A Study of the Diatoms in Reed College Lake
author: Eleanor Arlene Danielson
advisor: Alan M. MacEwan
SUMMARY: On the basis of the available literature, a discussion of the structure, characteristics, reproduction, environmental requirements and basis of classification of diatoms is given as a general background.
Twenty-three genera occurring in the Reed College Lake were identified. These genera are listed and are discussed in connection with the habitats in which they were found.
Diatoms in varying abundance were found at all times on the lake bottom, submerged leaves and other objects, but very few diatoms were found in the open water of the lake.
Observations indicated that temperature and pH do not vary enough from one part of the lake to another to be responsible for population differences and that illuminations and rising temperatures appear to be factors partially responsible for a spring diatom maximum.

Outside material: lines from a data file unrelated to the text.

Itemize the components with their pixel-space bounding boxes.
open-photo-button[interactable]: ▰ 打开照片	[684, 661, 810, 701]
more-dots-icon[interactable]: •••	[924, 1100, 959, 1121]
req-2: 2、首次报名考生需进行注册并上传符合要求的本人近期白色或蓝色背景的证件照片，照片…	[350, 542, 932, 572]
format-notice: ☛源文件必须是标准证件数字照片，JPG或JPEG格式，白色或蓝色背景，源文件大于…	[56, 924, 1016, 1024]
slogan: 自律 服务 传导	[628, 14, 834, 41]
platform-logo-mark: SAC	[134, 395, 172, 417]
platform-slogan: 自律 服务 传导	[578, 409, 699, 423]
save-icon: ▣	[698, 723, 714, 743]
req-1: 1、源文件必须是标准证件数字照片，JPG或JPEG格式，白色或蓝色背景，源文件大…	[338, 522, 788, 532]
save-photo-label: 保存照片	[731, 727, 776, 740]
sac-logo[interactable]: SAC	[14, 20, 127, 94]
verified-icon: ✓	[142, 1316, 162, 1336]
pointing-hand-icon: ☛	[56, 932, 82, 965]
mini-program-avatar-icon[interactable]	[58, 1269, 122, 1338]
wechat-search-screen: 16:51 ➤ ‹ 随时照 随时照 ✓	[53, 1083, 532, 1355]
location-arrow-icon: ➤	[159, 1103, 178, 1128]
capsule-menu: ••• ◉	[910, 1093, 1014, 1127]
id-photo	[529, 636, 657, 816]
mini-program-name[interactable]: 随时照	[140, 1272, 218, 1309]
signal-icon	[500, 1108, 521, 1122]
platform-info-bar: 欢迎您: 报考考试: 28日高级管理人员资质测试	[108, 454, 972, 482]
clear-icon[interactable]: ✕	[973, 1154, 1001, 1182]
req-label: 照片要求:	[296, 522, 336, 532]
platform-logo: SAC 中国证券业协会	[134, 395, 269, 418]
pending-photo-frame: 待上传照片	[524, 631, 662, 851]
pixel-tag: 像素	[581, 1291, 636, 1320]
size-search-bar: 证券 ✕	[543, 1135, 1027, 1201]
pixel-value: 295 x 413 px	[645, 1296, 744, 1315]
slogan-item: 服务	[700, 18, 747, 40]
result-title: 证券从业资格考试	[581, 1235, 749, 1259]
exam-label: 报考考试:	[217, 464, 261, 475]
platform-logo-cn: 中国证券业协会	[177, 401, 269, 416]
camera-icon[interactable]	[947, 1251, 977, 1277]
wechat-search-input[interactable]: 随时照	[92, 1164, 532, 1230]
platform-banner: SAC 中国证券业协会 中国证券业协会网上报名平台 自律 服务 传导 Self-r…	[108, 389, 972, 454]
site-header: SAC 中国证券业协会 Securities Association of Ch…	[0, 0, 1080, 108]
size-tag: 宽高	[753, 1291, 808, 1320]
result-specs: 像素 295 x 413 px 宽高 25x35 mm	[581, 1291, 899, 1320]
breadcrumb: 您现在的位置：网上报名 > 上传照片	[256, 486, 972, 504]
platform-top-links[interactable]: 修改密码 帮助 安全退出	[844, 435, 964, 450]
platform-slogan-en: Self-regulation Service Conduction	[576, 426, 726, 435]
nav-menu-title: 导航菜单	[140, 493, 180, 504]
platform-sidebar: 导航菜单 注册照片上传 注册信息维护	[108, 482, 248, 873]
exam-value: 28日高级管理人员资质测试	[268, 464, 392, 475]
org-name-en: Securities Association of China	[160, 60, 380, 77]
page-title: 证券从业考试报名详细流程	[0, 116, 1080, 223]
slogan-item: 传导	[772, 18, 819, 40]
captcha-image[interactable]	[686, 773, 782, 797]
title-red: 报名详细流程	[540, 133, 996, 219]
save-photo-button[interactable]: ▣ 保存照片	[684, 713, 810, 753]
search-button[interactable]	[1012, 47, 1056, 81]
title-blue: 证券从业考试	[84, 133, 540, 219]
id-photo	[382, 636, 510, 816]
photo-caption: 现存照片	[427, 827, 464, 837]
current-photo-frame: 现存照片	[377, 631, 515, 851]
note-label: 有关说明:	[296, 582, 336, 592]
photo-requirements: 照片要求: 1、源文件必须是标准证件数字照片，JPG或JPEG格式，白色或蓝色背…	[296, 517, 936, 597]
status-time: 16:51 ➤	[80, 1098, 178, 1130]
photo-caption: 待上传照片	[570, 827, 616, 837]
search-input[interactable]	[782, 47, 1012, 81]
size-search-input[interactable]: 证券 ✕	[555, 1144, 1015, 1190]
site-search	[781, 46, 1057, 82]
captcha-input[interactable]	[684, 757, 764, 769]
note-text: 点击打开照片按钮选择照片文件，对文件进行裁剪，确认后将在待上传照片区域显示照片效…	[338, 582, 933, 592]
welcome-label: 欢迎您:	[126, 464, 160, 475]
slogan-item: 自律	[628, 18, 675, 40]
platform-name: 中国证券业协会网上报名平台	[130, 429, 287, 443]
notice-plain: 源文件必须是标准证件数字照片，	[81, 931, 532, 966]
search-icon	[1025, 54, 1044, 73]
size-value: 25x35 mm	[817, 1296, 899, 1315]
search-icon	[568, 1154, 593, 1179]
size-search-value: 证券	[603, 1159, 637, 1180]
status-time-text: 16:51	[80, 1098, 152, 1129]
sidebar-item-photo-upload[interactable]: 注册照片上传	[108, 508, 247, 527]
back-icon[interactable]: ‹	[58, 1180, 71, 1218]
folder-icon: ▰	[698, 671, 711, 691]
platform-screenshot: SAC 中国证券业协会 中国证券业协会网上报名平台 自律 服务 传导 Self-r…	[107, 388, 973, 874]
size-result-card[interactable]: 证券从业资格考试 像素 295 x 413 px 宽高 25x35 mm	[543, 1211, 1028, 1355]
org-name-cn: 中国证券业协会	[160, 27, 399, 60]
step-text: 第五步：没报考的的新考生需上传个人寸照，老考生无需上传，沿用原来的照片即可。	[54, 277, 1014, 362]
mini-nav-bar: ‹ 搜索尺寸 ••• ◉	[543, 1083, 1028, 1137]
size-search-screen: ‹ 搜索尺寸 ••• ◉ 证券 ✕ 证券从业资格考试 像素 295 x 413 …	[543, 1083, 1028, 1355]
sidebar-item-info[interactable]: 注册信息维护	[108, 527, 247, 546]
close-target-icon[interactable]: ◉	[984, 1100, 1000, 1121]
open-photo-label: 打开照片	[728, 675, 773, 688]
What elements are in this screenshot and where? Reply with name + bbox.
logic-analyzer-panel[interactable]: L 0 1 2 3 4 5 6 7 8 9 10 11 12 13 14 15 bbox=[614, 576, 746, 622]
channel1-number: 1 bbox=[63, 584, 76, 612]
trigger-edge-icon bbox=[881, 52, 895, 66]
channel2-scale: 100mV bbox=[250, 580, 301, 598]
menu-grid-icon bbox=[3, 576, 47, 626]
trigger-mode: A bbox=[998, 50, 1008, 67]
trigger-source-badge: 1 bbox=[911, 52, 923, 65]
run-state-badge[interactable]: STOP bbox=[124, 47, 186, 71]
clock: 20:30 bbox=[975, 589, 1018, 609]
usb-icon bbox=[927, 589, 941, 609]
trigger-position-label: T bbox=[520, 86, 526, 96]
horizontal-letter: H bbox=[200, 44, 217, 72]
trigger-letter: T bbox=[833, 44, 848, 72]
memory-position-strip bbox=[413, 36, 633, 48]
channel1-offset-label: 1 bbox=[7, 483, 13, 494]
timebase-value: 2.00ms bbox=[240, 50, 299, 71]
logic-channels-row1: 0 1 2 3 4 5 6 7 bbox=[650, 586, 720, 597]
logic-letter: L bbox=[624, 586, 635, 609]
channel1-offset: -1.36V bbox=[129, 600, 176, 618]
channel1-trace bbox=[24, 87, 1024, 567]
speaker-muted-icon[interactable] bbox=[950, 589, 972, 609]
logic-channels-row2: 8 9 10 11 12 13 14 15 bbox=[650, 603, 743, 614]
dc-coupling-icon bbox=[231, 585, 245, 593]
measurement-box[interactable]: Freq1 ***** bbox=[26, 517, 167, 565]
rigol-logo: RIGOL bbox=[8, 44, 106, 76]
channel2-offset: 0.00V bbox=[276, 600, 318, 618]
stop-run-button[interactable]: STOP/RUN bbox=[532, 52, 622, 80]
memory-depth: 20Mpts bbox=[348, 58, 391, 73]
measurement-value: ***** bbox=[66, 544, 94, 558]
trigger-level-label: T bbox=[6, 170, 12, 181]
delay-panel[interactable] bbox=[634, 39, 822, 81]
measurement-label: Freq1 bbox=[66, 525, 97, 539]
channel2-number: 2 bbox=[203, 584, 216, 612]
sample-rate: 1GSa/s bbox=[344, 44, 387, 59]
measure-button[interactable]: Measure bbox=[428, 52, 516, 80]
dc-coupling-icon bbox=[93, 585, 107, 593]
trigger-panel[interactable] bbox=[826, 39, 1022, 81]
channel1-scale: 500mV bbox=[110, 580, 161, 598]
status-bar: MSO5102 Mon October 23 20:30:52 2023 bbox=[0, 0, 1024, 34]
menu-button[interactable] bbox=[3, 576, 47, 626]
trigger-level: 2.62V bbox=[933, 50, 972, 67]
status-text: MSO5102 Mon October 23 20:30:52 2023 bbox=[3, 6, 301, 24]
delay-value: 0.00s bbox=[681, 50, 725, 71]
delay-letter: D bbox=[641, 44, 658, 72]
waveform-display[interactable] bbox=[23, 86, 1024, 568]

Differences of illumination on the north and south sides of the lake apparently did not affect the winter samples. In the early spring samples the diatom maximum occurred first on the well lighted north side. The later spring samples showed better growth in the more shaded areas. A harmful effect of too much light is suggested.
It was found that the storage of diatom cultures for protracted periods in the refrigerator, on an inside window ledge and on the outside is unsatisfactory, but samples may be kept in the refrigerator or other cool place overnight with no apparent harmful effects.
A satisfactory method for viewing both the girdle and valve is presented.